Le Soudan a lancé le 30 septembre dernier le premier championnat de football féminin de son histoire. Une révolution dans ce pays qui s’ouvre depuis la chute de l’ex-président Omar El-Bechir, largement soutenu par les islamistes et conservateurs.
Une transition démocratique censée favoriser l’égalité homme-femme
« Il y a moins de deux ans, un championnat féminin au Soudan n’était pas envisageable. Des filles jouaient, mais rien n’était organisé », explique à Jeune Afrique Mirvat Hussein, en charge du football féminin au sein de la Fédération soudanaise de football. Elle mesure ainsi la révolution en cours dans son pays.
Le Soudan, l’un des pionniers du football en Afrique et cofondateur à Khartoum en 1957 de la Confédération africaine de football (CAF), avait formellement interdit ce sport aux femmes après l’adoption par le pays en 1983 de la loi islamique, dont les femmes font partie des grandes victimes. Mais depuis le départ forcé en avril dernier d’Omar El-Bechir, arrivé au pouvoir après un coup d’État en 1989, le pays a entamé une transition démocratique censée favoriser l’égalité entre les hommes et les femmes. Celles-ci se trouvaient d’ailleurs à l’avant-garde des manifestations anti-Béchir, exprimant leur colère après des siècles de patriarcat et de lois restreignant leur rôle dans la société.
Le football féminin bénéficiera d’une attention particulière
La création d’une ligue féminine de football, qui comprend 21 clubs, répartis en trois régions, apparait donc aussi comme un signe de reconnaissance envers ces « Amazones ». Le premier match de l’histoire du championnat féminin de football a eu lieu le 30 septembre à Khartoum entre les équipes de Tahdi et Difaa, devant près de 8 000 spectateurs. Parmi eux, la ministre des Sports, Wala Essam, qui promet que le football féminin bénéficiera d’une attention spécifique.
L’on a noté le vif intérêt d’un public mixte et des médias, avec des matches retransmis à la télé. Quant aux nouvelles starlettes comme Rayan Rajab, elles voient leurs photos diffuser dans les pages sportives. La fédération envisage maintenant de créer des compétitions pour les jeunes, et le ministère des sports d’ouvrir la pratique dans les établissements scolaires. En attendant, une équipe nationale verra rapidement le jour.
Les conservateurs dans tous leurs états
Si le football féminin suscite l’engouement du public, il y a encore une bonne partie de la population qui le voit d’un mauvais car baignant dans le conservatisme. L’un des porte-voix de ce Soudan de l’islamisme s’appellle Abdel Hay Youssef, un prédicateur connu pour ses prêches radicaux et son soutien à Omar El-Bechir. Le 11 octobre dernier, il avait violemment critiqué la ministre des Sports pour avoir encouragé la création de ce championnat féminin, assurant que l’islam interdirait la pratique du football par les femmes.
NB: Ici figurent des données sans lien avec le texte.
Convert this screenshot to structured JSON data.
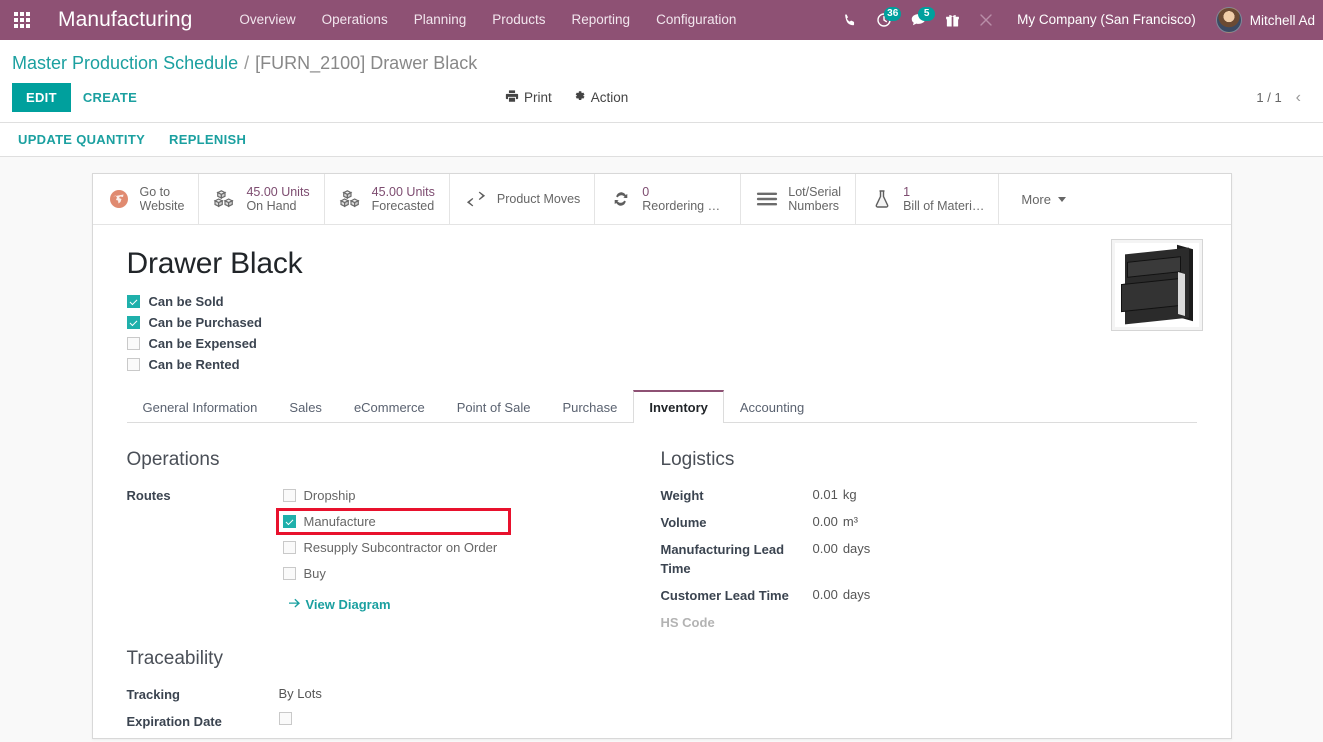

Mirvat Hussein, qui n’ignore pas ces attaques virulentes, veut rester positive. « On entend leurs critiques. Pour les plus radicaux, la place de la femme est à la maison. Ils expliquent que l’islam n’est pas compatible avec la pratique du sport par les femmes. Mais on note tout de même qu’il y a une évolution dans la société. Les gens sont plus ouverts au changement », assure la dirigeante.